With this in mind, it only makes sense that someone had the idea of creating a business card that doubled as a CD-ROM. The CD-ROM, as I’ve pointed out numerous times on Tedium, was a bit of a game-changer for obvious reasons, but folks often had a tendency to take things way too far.
And one of the ways they took things too far was by producing miniature CD-ROMs in the shape of a business card. As the Museum of Obsolete Media explains, the cards generally held a fairly miniscule amount of data, less than 100 megabytes, and were an offshoot of the shaped CD, which had gained some interest as a late-90s novelty among rock bands.
It was an idea a lot of companies all had at the same time—for example, Bizemedia in Australia, which produced its own version of the cards around 1999:
These were very much of the era—the kind of tchotchke that you’d pick up at a trade show, look at once, and never use again.

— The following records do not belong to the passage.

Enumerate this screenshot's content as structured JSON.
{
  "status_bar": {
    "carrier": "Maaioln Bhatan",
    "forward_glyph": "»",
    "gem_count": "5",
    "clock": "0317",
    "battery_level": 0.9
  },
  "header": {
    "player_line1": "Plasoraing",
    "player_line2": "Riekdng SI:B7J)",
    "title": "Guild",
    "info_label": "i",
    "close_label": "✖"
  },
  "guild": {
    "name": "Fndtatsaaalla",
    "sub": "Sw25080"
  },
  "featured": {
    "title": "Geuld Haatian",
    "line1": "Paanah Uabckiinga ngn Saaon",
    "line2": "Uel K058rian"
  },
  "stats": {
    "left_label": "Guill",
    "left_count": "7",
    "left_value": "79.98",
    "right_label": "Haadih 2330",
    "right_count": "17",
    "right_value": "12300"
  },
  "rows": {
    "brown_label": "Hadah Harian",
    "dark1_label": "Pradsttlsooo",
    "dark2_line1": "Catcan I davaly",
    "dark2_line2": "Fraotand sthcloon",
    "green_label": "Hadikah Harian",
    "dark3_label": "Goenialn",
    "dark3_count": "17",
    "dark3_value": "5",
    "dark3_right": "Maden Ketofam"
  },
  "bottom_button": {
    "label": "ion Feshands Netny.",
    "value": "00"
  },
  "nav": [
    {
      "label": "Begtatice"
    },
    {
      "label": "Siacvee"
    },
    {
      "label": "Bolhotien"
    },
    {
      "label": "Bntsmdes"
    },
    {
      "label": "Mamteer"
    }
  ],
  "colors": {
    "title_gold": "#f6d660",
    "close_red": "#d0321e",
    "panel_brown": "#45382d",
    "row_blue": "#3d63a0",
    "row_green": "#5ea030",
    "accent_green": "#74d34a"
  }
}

As a 2000 patent for the device explained, the value of the approach was intended an improvement of the business card for the modern day:
There remains a need for another type of business card that provides more information than conventional business cards, in the form of a CD-ROM which is compact in size and can be placed in conventional CD-ROM trays for transmitting information by the CD-ROM player. Such a CD-ROM business card can be used in place of a conventional business card and other materials to convey detailed information about a company or product, such that company information or product data on the CD-ROM may be displayed on a monitor of a PC or for audio transmission on a CD-ROM player.
And that wasn’t even the only patent out there for this basic idea, which doesn’t even work in slot-loaded CD-ROMs—like, y'know, every disc drive built into a Mac since the end of the '90s.
The concept, which is still sold by some CD-R vendors today, was absurd enough that Dilbert parodied it back in 2000—and when you’re being parodied by Scott Adams, you know the idea is bottom of the barrel.
Was this format a good idea even when everyone still had a CD-ROM drive in their computer?